Delivery of primary care to women. Do women's health centers do it better?
- Author(s): Phelan, EA
- Burke, W
- Deyo, RA
- Koepsell, TD
- LaCroix, AZ
- et al.
Published Web Locationhttp://10.0.4.22/j.1525-1497.2000.12178.x
OBJECTIVE:Women's health centers have been increasing in number but remain relatively unstudied. We examined patient expectations and quality of care at a hospital-based women's health center compared with those at a general medicine clinic. DESIGN:Cross-sectional survey. SETTING:University hospital-affiliated women's health and general internal medicine clinics. PARTICIPANTS:An age-stratified random sample of 2,000 women over 18 years of age with at least two visits to either clinic in the prior 24 months. We confined the analysis to 706 women respondents who identified themselves as primary care patients of either clinic. MEASUREMENTS AND MAIN RESULTS:Personal characteristics, health care utilization, preferences and expectations for care, receipt of preventive services, and satisfaction with provider and clinic were assessed for all respondents. Patients obtaining care at the general internal medicine clinic were older and had more chronic diseases and functional limitations than patients receiving care at the women's health center. Women's health center users (n = 357) were more likely than general medicine clinic users ( n = 349) to prefer a female provider ( 57% vs 32%, p =.0001) and to have sought care at the clinic because of its focus on women's health (49% vs 17%, p =. 0001). After adjusting for age and self-assessed health status, women's health center users were significantly more likely to report having had mammography (odds ratio [OR] 4.0, 95% confidence interval [CI] 1.1, 15.2) and cholesterol screening (OR 1.6, 95% CI 1.0, 2.6) but significantly less likely to report having undergone flexible sigmoidoscopy (OR 0.5, 95% CI 0.3, 0.9).
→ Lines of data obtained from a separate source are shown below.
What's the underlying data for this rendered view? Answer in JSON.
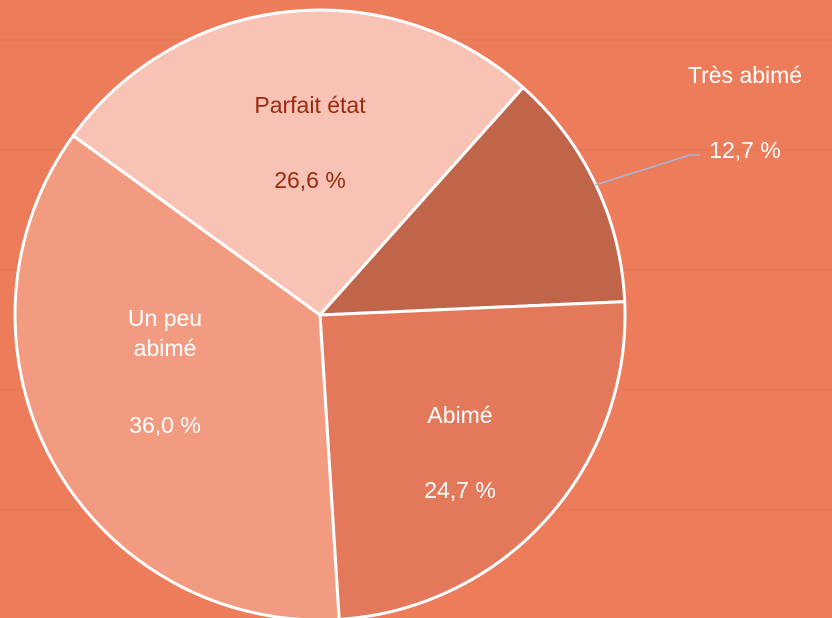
{
  "chart_data": {
    "type": "pie",
    "categories": [
      "Parfait état",
      "Très abimé",
      "Abimé",
      "Un peu abimé"
    ],
    "values": [
      26.6,
      12.7,
      24.7,
      36.0
    ],
    "value_labels": [
      "26,6 %",
      "12,7 %",
      "24,7 %",
      "36,0 %"
    ],
    "colors": [
      "#f8c3b5",
      "#c0644a",
      "#e4785a",
      "#f39b80"
    ]
  }
}
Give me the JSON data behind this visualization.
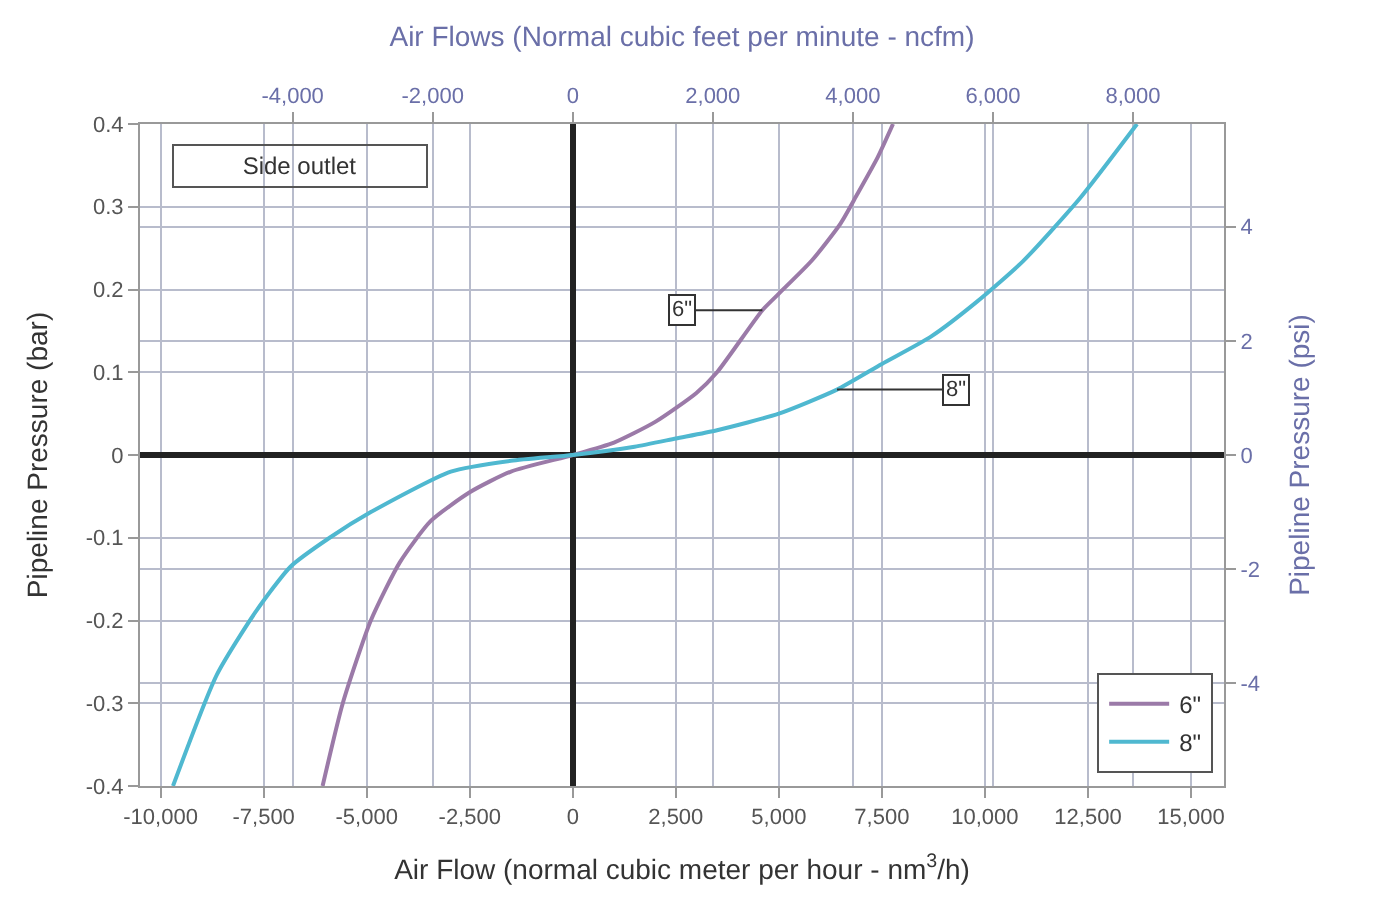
{
  "chart_data": {
    "type": "line",
    "xlabel": "Air Flow (normal cubic meter per hour - nm$^{3}$/h)",
    "ylabel": "Pipeline Pressure (bar)",
    "x2label": "Air Flows (Normal cubic feet per minute - ncfm)",
    "y2label": "Pipeline Pressure (psi)",
    "xlim": [
      -10500,
      15800
    ],
    "xticks": [
      {
        "value": -10000,
        "label": "-10,000"
      },
      {
        "value": -7500,
        "label": "-7,500"
      },
      {
        "value": -5000,
        "label": "-5,000"
      },
      {
        "value": -2500,
        "label": "-2,500"
      },
      0,
      {
        "value": 2500,
        "label": "2,500"
      },
      {
        "value": 5000,
        "label": "5,000"
      },
      {
        "value": 7500,
        "label": "7,500"
      },
      {
        "value": 10000,
        "label": "10,000"
      },
      {
        "value": 12500,
        "label": "12,500"
      },
      {
        "value": 15000,
        "label": "15,000"
      }
    ],
    "x2lim": [
      -6180,
      9300
    ],
    "x2ticks": [
      {
        "value": -4000,
        "label": "-4,000"
      },
      {
        "value": -2000,
        "label": "-2,000"
      },
      0,
      {
        "value": 2000,
        "label": "2,000"
      },
      {
        "value": 4000,
        "label": "4,000"
      },
      {
        "value": 6000,
        "label": "6,000"
      },
      {
        "value": 8000,
        "label": "8,000"
      }
    ],
    "ylim": [
      -0.4,
      0.4
    ],
    "yticks": [
      -0.4,
      -0.3,
      -0.2,
      -0.1,
      0,
      0.1,
      0.2,
      0.3,
      0.4
    ],
    "y2lim": [
      -5.8,
      5.8
    ],
    "y2ticks": [
      -4,
      -2,
      0,
      2,
      4
    ],
    "series": [
      {
        "name": "6\"",
        "color": "#9b7aa8",
        "x": [
          -6070,
          -5580,
          -4900,
          -4200,
          -3450,
          -2500,
          -1500,
          0,
          1000,
          2000,
          3000,
          3500,
          4600,
          5000,
          5800,
          6500,
          6900,
          7400,
          7770
        ],
        "values": [
          -0.4,
          -0.3,
          -0.2,
          -0.13,
          -0.08,
          -0.045,
          -0.02,
          0,
          0.015,
          0.04,
          0.075,
          0.1,
          0.175,
          0.195,
          0.235,
          0.28,
          0.315,
          0.36,
          0.4
        ]
      },
      {
        "name": "8\"",
        "color": "#4fb8d0",
        "x": [
          -9700,
          -8640,
          -7700,
          -6850,
          -5900,
          -4900,
          -2960,
          -1500,
          0,
          1500,
          2500,
          3500,
          5000,
          6410,
          7500,
          8690,
          9800,
          10920,
          12300,
          13690
        ],
        "values": [
          -0.4,
          -0.266,
          -0.19,
          -0.135,
          -0.1,
          -0.069,
          -0.02,
          -0.007,
          0,
          0.01,
          0.02,
          0.03,
          0.05,
          0.079,
          0.11,
          0.143,
          0.185,
          0.234,
          0.31,
          0.4
        ]
      }
    ],
    "annotations": [
      "Side outlet",
      {
        "text": "6\"",
        "x": 4600,
        "y": 0.175
      },
      {
        "text": "8\"",
        "x": 6410,
        "y": 0.079
      }
    ],
    "grid": true,
    "legend": "bottom right",
    "line_style": "solid",
    "marker": "none"
  }
}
There were no significant differences between the clinics on receipt of counseling about hormone replacement therapy or receipt of Pap smear, or in satisfaction. CONCLUSIONS:These results suggest that, at least in this setting, women's health centers provide care to younger women and those with fewer chronic medical conditions and may meet a market demand. While the quality of gender-specific preventive care may be modestly better in women's health centers, the quality of general preventive care may be better in general medical clinics.